しかし、2つの事業を統合することは、予想以上に困難でした。コスト削減や売上の増加は期待通りにはいきませんでした。合併が完了した日以来、株価は60%近く下落しました。統合会社の時価総額は約14億ドルで、polyコムの買収価格を30%下回っています。
Shull氏は、polyの経営陣を刷新し、新しい最高執行責任者(COO)、新しいサプライチェーン責任者、新しい法務責任者などを採用し、投資家を落ち着かせ、株価を安定させました。その一方で、部品不足や輸送コストに起因する厳しい生産能力の制約という新たな問題にも取り組んでいます。
7月3日に終了した第1四半期の売上高は、前年同期比21%増の4億3,100万ドルとなり、ガイダンスレンジである4億1,000万~4億3,000万ドルをわずかに上回りました。
ビデオ製品の売上高は前年同期比94%増となり、サプライチェーンの問題がなければさらに伸びていたと思われます。音声製品も好調で、会議室用電話は前年同期比34%増となりました。
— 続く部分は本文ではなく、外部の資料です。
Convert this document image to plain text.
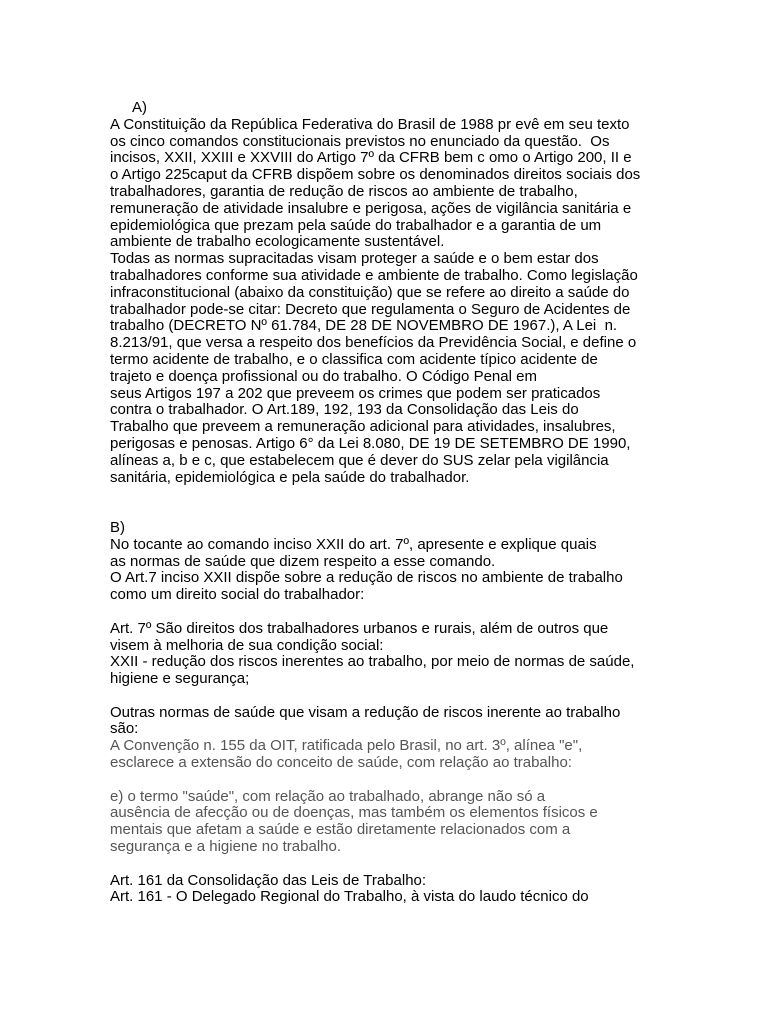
A)
A Constituição da República Federativa do Brasil de 1988 pr evê em seu texto
os cinco comandos constitucionais previstos no enunciado da questão.  Os
incisos, XXII, XXIII e XXVIII do Artigo 7º da CFRB bem c omo o Artigo 200, II e
o Artigo 225caput da CFRB dispõem sobre os denominados direitos sociais dos
trabalhadores, garantia de redução de riscos ao ambiente de trabalho,
remuneração de atividade insalubre e perigosa, ações de vigilância sanitária e
epidemiológica que prezam pela saúde do trabalhador e a garantia de um
ambiente de trabalho ecologicamente sustentável.
Todas as normas supracitadas visam proteger a saúde e o bem estar dos
trabalhadores conforme sua atividade e ambiente de trabalho. Como legislação
infraconstitucional (abaixo da constituição) que se refere ao direito a saúde do
trabalhador pode-se citar: Decreto que regulamenta o Seguro de Acidentes de
trabalho (DECRETO Nº 61.784, DE 28 DE NOVEMBRO DE 1967.), A Lei  n.
8.213/91, que versa a respeito dos benefícios da Previdência Social, e define o
termo acidente de trabalho, e o classifica com acidente típico acidente de
trajeto e doença profissional ou do trabalho. O Código Penal em
seus Artigos 197 a 202 que preveem os crimes que podem ser praticados
contra o trabalhador. O Art.189, 192, 193 da Consolidação das Leis do
Trabalho que preveem a remuneração adicional para atividades, insalubres,
perigosas e penosas. Artigo 6° da Lei 8.080, DE 19 DE SETEMBRO DE 1990,
alíneas a, b e c, que estabelecem que é dever do SUS zelar pela vigilância
sanitária, epidemiológica e pela saúde do trabalhador.
B)
No tocante ao comando inciso XXII do art. 7º, apresente e explique quais
as normas de saúde que dizem respeito a esse comando.
O Art.7 inciso XXII dispõe sobre a redução de riscos no ambiente de trabalho
como um direito social do trabalhador:
Art. 7º São direitos dos trabalhadores urbanos e rurais, além de outros que
visem à melhoria de sua condição social:
XXII - redução dos riscos inerentes ao trabalho, por meio de normas de saúde,
higiene e segurança;
Outras normas de saúde que visam a redução de riscos inerente ao trabalho
são:
A Convenção n. 155 da OIT, ratificada pelo Brasil, no art. 3º, alínea "e",
esclarece a extensão do conceito de saúde, com relação ao trabalho:
e) o termo "saúde", com relação ao trabalhado, abrange não só a
ausência de afecção ou de doenças, mas também os elementos físicos e
mentais que afetam a saúde e estão diretamente relacionados com a
segurança e a higiene no trabalho.
Art. 161 da Consolidação das Leis de Trabalho:
Art. 161 - O Delegado Regional do Trabalho, à vista do laudo técnico do
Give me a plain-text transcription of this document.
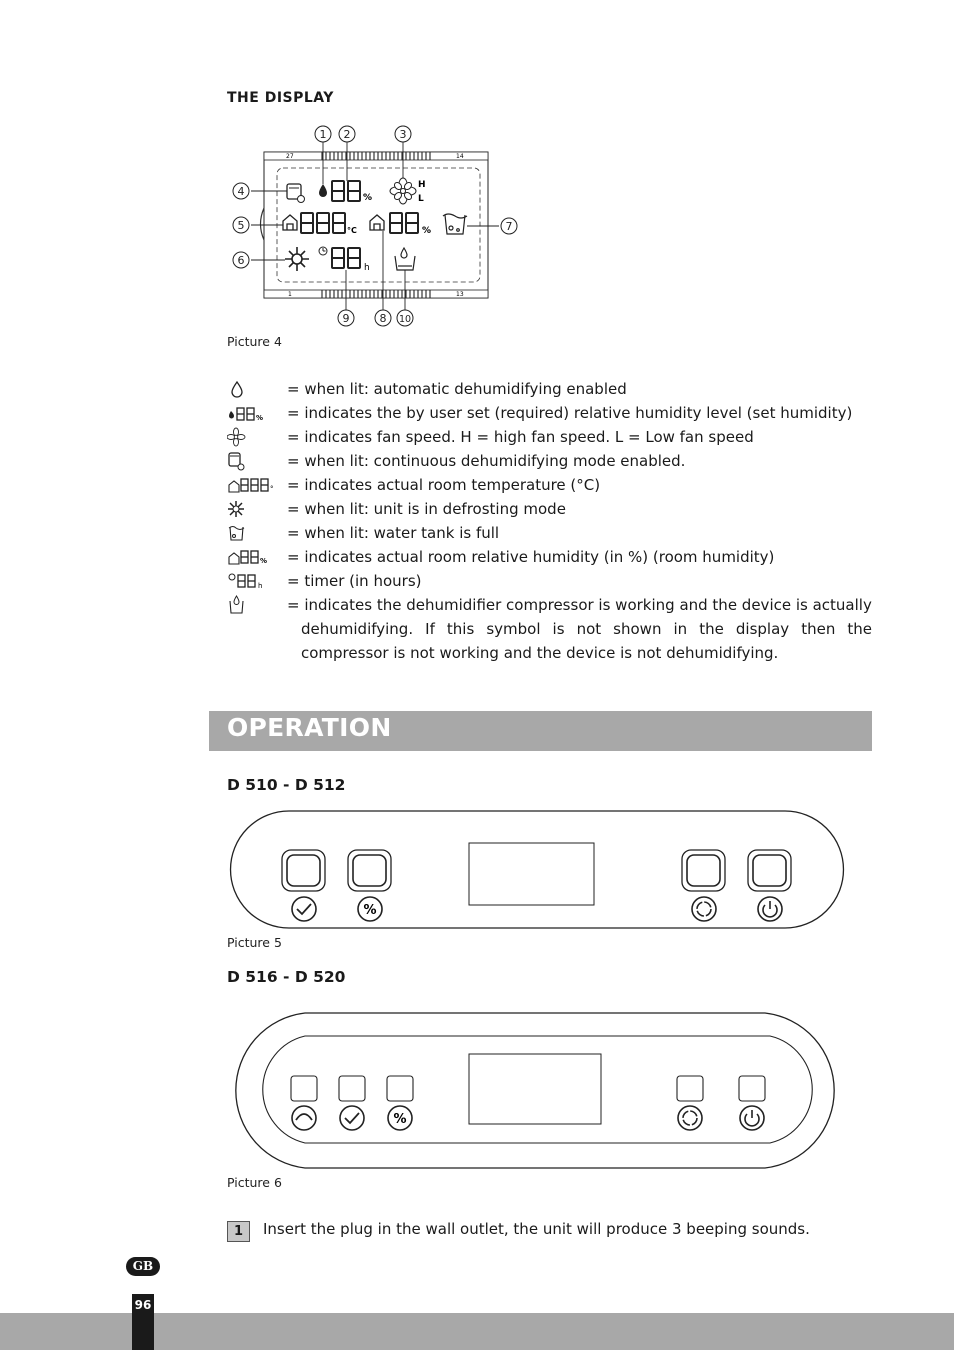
THE DISPLAY
27	14
1	13
%
H
L
°C	%
h
1 2	3
4
5
6
7
8
9	10
Picture 4
= when lit: automatic dehumidifying enabled
% = indicates the by user set (required) relative humidity level (set humidity)
= indicates fan speed. H = high fan speed. L = Low fan speed
= when lit: continuous dehumidifying mode enabled.
° = indicates actual room temperature (°C)
= when lit: unit is in defrosting mode
= when lit: water tank is full
% = indicates actual room relative humidity (in %) (room humidity)
h = timer (in hours)
= indicates the dehumidifier compressor is working and the device is actually
dehumidifying. If this symbol is not shown in the display then the compressor is not working and the device is not dehumidifying.
OPERATION
D 510 - D 512
%
Picture 5
D 516 - D 520
%
Picture 6
1	Insert the plug in the wall outlet, the unit will produce 3 beeping sounds.
GB
96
しかし、コールセンター市場の需要低迷の影響もあり、ヘッドセット事業は低調に推移しました。利益もガイダンスを上回りましたが、粗利益率は43.9%から40.6%に縮小しました。これは、妥当なコストで部品を確保できなかったことが直接の原因です。
また、polyは、9月の業績がウォールストリートの予測を下回ることを警告しています。polyは、第4四半期の売上高を4億2,000万ドルから4億4,000万ドルと予測していますが、これは部品の不足と配送コストの影響によるものです。
Shull氏 は 9 月期の業績予想は、部品が十分に調達できていれば、3 月期の売上高 4億 8,000 万ドルに達する可能性があったと述べています。
polyは、一部の部品について、52週間以上先の発注をしていると同氏は述べています。最も深刻な部品不足は集積回路と画像センサーで、より緩やかな不足はLCDスクリーンです。今から1年後には、この状況は解消されているはずだとShull氏は語っています。
スポット市場で部品を見つけようとしているため粗利益率が下がっているとのこと、また、海上輸送のコストは前年比で約30%増加し、航空輸送のコストはそれ以上に増加しているそうです。
業界のコンセンサスでは、polyの2022年度の売上高は18億ドル、1株当たりの利益は3.05ドルとなっています。2023年度については、19億ドル、1株当たり4.13ドルと予想しており、サプライチェーンの問題が解消されることで利益率が拡大すると見ています。
部品不足はいつかは解消されるでしょう。そうなれば、多くの労働者がオフィスに戻ってくるため、polyは成長することができます。Shull氏によると、ズーム・ビデオ・コミュニケーションズ(ZM)、リングセントラル(RNG)、マイクロソフト(MSFT)などのクラウドベースの電話サービスと連携するIPベースの電話機の需要が増加しているとのことです。
polyにはまだ解決すべき課題があるものの、同社の株価は十分に安く、積極派の投資家を惹きつけています。
セリグマン・インベストメンツ のシニア・エクイティ・アナリストである Vimal Patel 氏は、この株を大きな掘り出し物と呼んでおり、コロンビア・セリグマン・テクノロジー&インフォメーション・ファンド(SLMCX)は、polyの株式を約9%保有しています。
「新しい経営陣は良い仕事をしている」とPatel氏は語り、同社が年率で1株あたり5ドルの収益を上げるのもそう遠くないと考えています。倍率が少しでも拡大すれば、株価は50%上昇する可能性があります。